控訴裁判所が公判廷に出頭した被告人に対し必要と認めて事件に関連する事項を質問することは、刑訴三九三条一項の事実の取調として許されることは論旨も認めるとおりであるが、右事実の取調として被告人に質問するにあたり、所論のように訴訟関係人の意見を聞き、決定を以つて右質問を開始することを宣言しなければならないという法則は何処にも存しない。
刑訴第三九三条による事実取調の方法。
刑訴法393条,刑訴法311条
判旨
控訴裁判所が公判廷に出頭した被告人に対して事件関連事項を質問することは、刑事訴訟法393条1項の「事実の取調」として許容され、その際にあらかじめ訴訟関係人の意見聴取や開始決定の宣言、黙秘権の告知を要しない。
問題の所在(論点)
控訴裁判所が被告人に対して質問を行うことが刑事訴訟法393条1項の「事実の取調」として認められるか。また、その際に開始決定の宣言や黙秘権の告知などの手続が必要か。
規範
控訴審において裁判所が被告人に対し質問を行うことは、刑事訴訟法393条1項の「事実の取調」の一態様として認められる。この取調べを開始するにあたり、訴訟関係人の意見聴取や決定の宣告を行う法的義務はなく、また、自己に不利益な答弁を強要されない旨(黙秘権)をあらかじめ説示しなくても憲法38条1項に違反しない。
重要事実
被告人および弁護人が控訴趣意に基づき弁論を行い、事実取調べの請求(証人尋問、現場検証等)およびこれに対する検察官の意見陳述がなされた。その後、控訴裁判所が被告人に対し事件に関連する事項を質問したところ、被告人がこれに対して陳述を行った。弁護人は、この質問が訴訟関係人の意見聴取や開始決定の宣言、黙秘権の告知なしに行われたことを訴訟手続の違法として主張した。
あてはめ
刑事訴訟法393条1項は控訴裁判所による事実の取調べを広く認めており、公判廷に出頭した被告人への質問もこれに含まれる。本件では、被告人側の証拠調請求や検察官の意見陳述といった一連の手続の中で質問が行われており、適法な事実取調べの一環と解される。手続面においても、事実取調べとしての質問開始にあたって特定の形式的宣言を求める法文はなく、さらに黙秘権の説示を欠いても憲法の保障する自己負罪拒否特権を直ちに侵害するものとはいえない。
結論
控訴裁判所による被告人への質問は適法な事実の取調べであり、開始宣言や黙秘権告知を欠いたとしても訴訟手続上の違法はない。
実務上の射程
控訴審における事実取調べの機動的な運用を認める実務上の根拠となる。ただし、黙秘権の説示は現在の実務運用(刑訴規則197条1項等の準用)との関係で留意が必要だが、憲法違反を否定した点において、手続の根源的な適法性を基礎付けるものとして機能する。

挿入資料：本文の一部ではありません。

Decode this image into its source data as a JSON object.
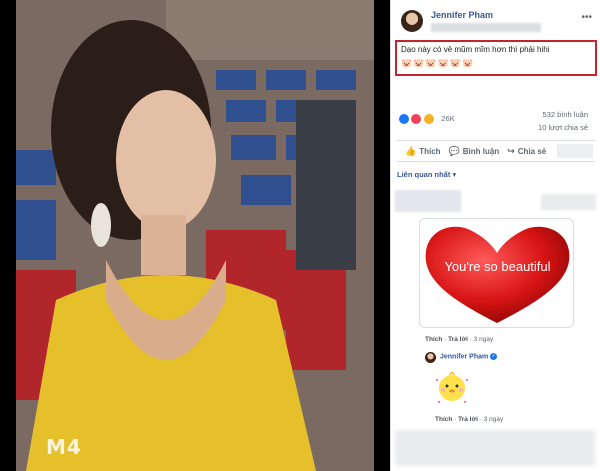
{
  "photo": {
    "watermark": "M4"
  },
  "post": {
    "author": "Jennifer Pham",
    "more_icon": "more-horizontal-icon",
    "status_text": "Dạo này có vẻ mũm mĩm hơn thì phải hihi",
    "emojis": "🐷🐷🐷🐷🐷🐷",
    "reactions": {
      "types": [
        "like",
        "love",
        "haha"
      ],
      "count": "26K"
    },
    "comments_count": "532 bình luận",
    "shares_count": "10 lượt chia sẻ",
    "actions": {
      "like": "Thích",
      "comment": "Bình luận",
      "share": "Chia sẻ"
    },
    "sort_label": "Liên quan nhất"
  },
  "comment": {
    "sticker_text": "You're so beautiful",
    "like": "Thích",
    "reply": "Trả lời",
    "time": "3 ngày"
  },
  "reply": {
    "author": "Jennifer Pham",
    "like": "Thích",
    "reply": "Trả lời",
    "time": "3 ngày"
  },
  "colors": {
    "link_blue": "#385898",
    "highlight_red": "#c0272d",
    "like_blue": "#1877f2",
    "love_red": "#f33e58",
    "haha_yellow": "#f7b125"
  }
}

事件番号: 昭和26(あ)1929 / 裁判年月日: 昭和27年12月2日 / 結論: 棄却
【結論(判旨の要点)】被告人に対する犯罪事実に関する質問は、犯罪事実に関する補強証拠の取調べが行われた後であれば、憲法38条1項に抵触せず、訴訟法上の違法もない。 第1 事案の概要:第一審第一回公判において、検察官から公訴事実につき取り調べ請求がなされた証拠のうち、柔道整復師作成の治療証明書の証拠調べが実施された。続く…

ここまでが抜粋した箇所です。